Als Rollen-Vorgabe für Darsteller ist „Mutter Courage und ihre Kinder“ das bessere Angebot für die Titel-Figur und Tochter Kattrin, die Söhne können es nur schwerer haben. In Meiningen gibt es eine Akzentverschiebung in Richtung dreier Rollen: Hans-Joachim Rodewald ist ein Feldprediger, wie er kaum mehr aus der Textvorgabe herausholen kann. Ob oben auf einem der Roll-Container, ob am Boden anschmiegsam sitzend, er holt Humor aus der Rolle und baut keine antiklerikale Karikatur. Michael Jeske überraschte mich nur in einem Punkt, der aber war ein sehr dicker: Das Lied vom weisen Salomo. So kannte ich ihn nicht, was gegen mich sprechen mag, ich bekenne es gern. Dass er gut ist und Stimme, wem muss man das sagen? Wienerisch redend sammelte Meret Engelhardt viel Aufmerksamkeit auf ihre Yvette Pottier. Es war ein Vergnügen, sie zu sehen und zu hören. Die Herrenriege Sven Zinkan als Eilif, Philipp Henry Brehl als Schweizerkas, Matthias Herold als Feldwebel und älterer Soldat, Vivian Frey als Werber und junger Soldaten, Reinhard Bock als Feldhauptmann und Bauer gaben ihren Figuren prägnantes Profil, wobei viel Martialisches von der Optik des Kostüms vorgegeben wurde. Die Kinder der Meininger Ballettschule Balance setzten einen feinen Akzent ins Spiel nach der Pause mit ihrem Gesang im Käfig. Bleibt Christine Zart.

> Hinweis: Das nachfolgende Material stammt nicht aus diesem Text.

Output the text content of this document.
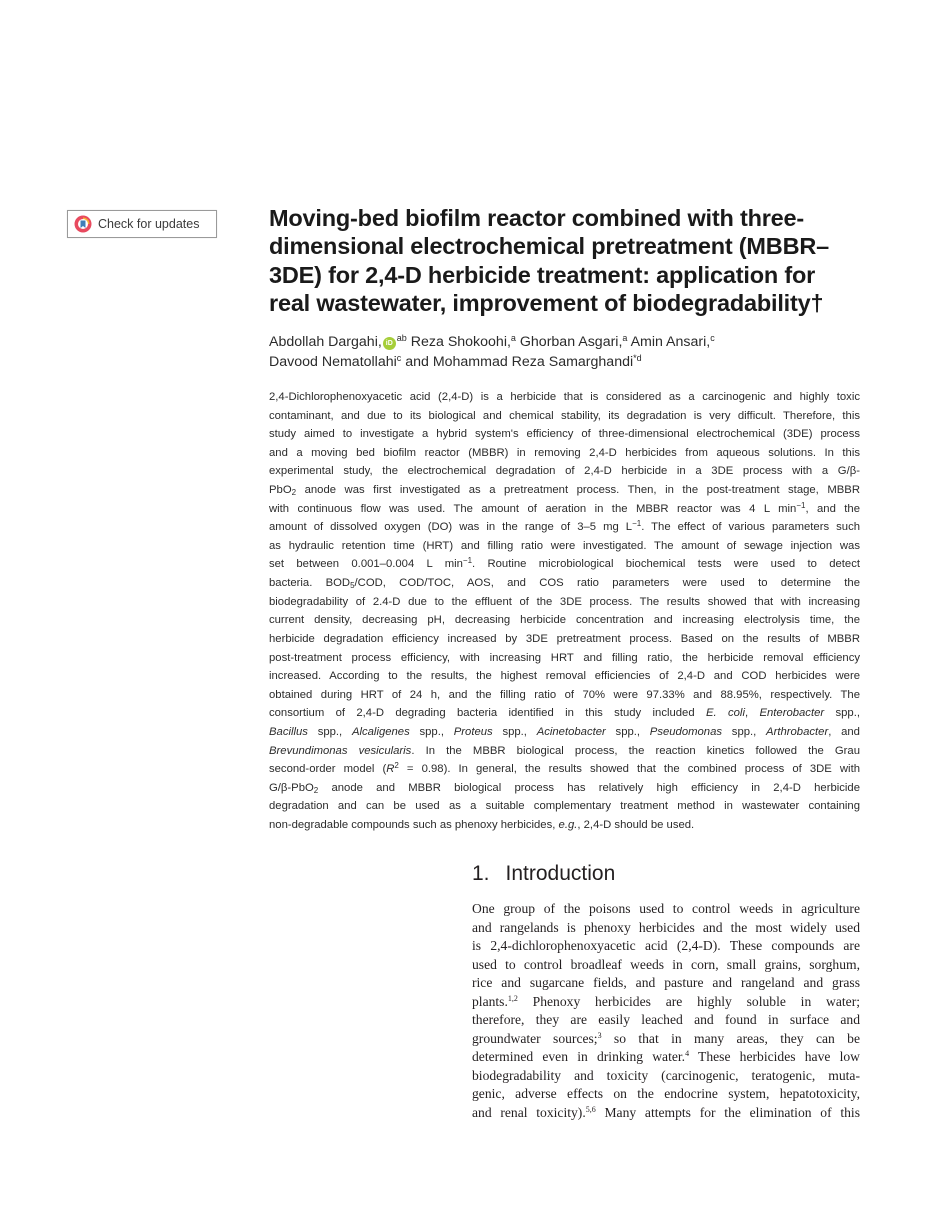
Check for updates	Moving-bed biofilm reactor combined with three-
dimensional electrochemical pretreatment (MBBR–
3DE) for 2,4-D herbicide treatment: application for
real wastewater, improvement of biodegradability†
Abdollah Dargahi, $iD^{ab}$ Reza Shokoohi,$^a$ Ghorban Asgari,$^a$ Amin Ansari,$^c$
Davood Nematollahi$^c$ and Mohammad Reza Samarghandi$^{*d}$
2,4-Dichlorophenoxyacetic acid (2,4-D) is a herbicide that is considered as a carcinogenic and highly toxic
contaminant, and due to its biological and chemical stability, its degradation is very difficult. Therefore, this
study aimed to investigate a hybrid system's efficiency of three-dimensional electrochemical (3DE) process
and a moving bed biofilm reactor (MBBR) in removing 2,4-D herbicides from aqueous solutions. In this
experimental study, the electrochemical degradation of 2,4-D herbicide in a 3DE process with a G/β-
PbO$_2$ anode was first investigated as a pretreatment process. Then, in the post-treatment stage, MBBR
with continuous flow was used. The amount of aeration in the MBBR reactor was 4 L $\min^{-1}$, and the
amount of dissolved oxygen (DO) was in the range of 3–5 mg $L^{-1}$. The effect of various parameters such
as hydraulic retention time (HRT) and filling ratio were investigated. The amount of sewage injection was
set between 0.001–0.004 L $\min^{-1}$. Routine microbiological biochemical tests were used to detect
bacteria. $BOD_5$/COD, COD/TOC, AOS, and COS ratio parameters were used to determine the
biodegradability of 2.4-D due to the effluent of the 3DE process. The results showed that with increasing
current density, decreasing pH, decreasing herbicide concentration and increasing electrolysis time, the
herbicide degradation efficiency increased by 3DE pretreatment process. Based on the results of MBBR
post-treatment process efficiency, with increasing HRT and filling ratio, the herbicide removal efficiency
increased. According to the results, the highest removal efficiencies of 2,4-D and COD herbicides were
obtained during HRT of 24 h, and the filling ratio of 70% were 97.33% and 88.95%, respectively. The
consortium of 2,4-D degrading bacteria identified in this study included E. coli, Enterobacter spp.,
Bacillus spp., Alcaligenes spp., Proteus spp., Acinetobacter spp., Pseudomonas spp., Arthrobacter, and
Brevundimonas vesicularis. In the MBBR biological process, the reaction kinetics followed the Grau
second-order model $(R^2 = 0.98)$. In general, the results showed that the combined process of 3DE with
G/β-PbO$_2$ anode and MBBR biological process has relatively high efficiency in 2,4-D herbicide
degradation and can be used as a suitable complementary treatment method in wastewater containing
non-degradable compounds such as phenoxy herbicides, e.g., 2,4-D should be used.
1. Introduction
One group of the poisons used to control weeds in agriculture
and rangelands is phenoxy herbicides and the most widely used
is 2,4-dichlorophenoxyacetic acid (2,4-D). These compounds are
used to control broadleaf weeds in corn, small grains, sorghum,
rice and sugarcane fields, and pasture and rangeland and grass
plants.$^{1,2}$ Phenoxy herbicides are highly soluble in water;
therefore, they are easily leached and found in surface and
groundwater sources;$^3$ so that in many areas, they can be
determined even in drinking water.$^4$ These herbicides have low
biodegradability and toxicity (carcinogenic, teratogenic, muta-
genic, adverse effects on the endocrine system, hepatotoxicity,
and renal toxicity).$^{5,6}$ Many attempts for the elimination of this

Ihre Mutter Courage versuchte gar nicht erst, bekannten Über-Vorbildern zu folgen. Aber ebenso wenig versuchte sie, mit Gewalt die ganz andere Figur zu kreieren. Dafür sang sie im was auch immer bedeutenden Vorspiel so beeindruckend, dass sie alle Neugier hatte, ehe das eigentliche Spiel anhub. Ihre starken Momente, ihre vielen starken Momente hatte sie im Zusammenspiel: mit der stummen Tochter (Anna Krestel), mit den Söhnen, im Hin- und Hergerissensein mit dem Koch, im höchst differenzierten Eingehen auf den Feldprediger. Sie passte in die Bilder, die ihr gebaut waren: beim Rupfen des Kapauns in der Badewanne, beim frierenden Sitzen im Fichtelgebirge neben dem Koch, der einen Brief aus Utrecht bekommt. Sie ist keine „Hyäne des Schlachtfelds“, wie sie vom verschmähten Feldprediger genannt wird. Ihre Härte ist Panzerung gegen die Härten der Welt. Man hörte in Meiningen wie einen Kommentar Brechts Gedicht „An die Nachgeborenen“ und das „Solidaritätslied“ eingebaut, letzteres nur angesungen. 66 Jahre nach der „Mutter Courage“ der Spielzeit 1949/50 in der Regie von Fritz Diez hat sich das Haus keine lästige Pflicht auferlegt mit einer Neuauflage, sondern Spielfreude vorgeführt, die es mancher Theorie zufolge gar nicht geben dürfte. Ein Bogen von Verfremdung extra zu Einfühlung extra. Das hält Brecht locker aus.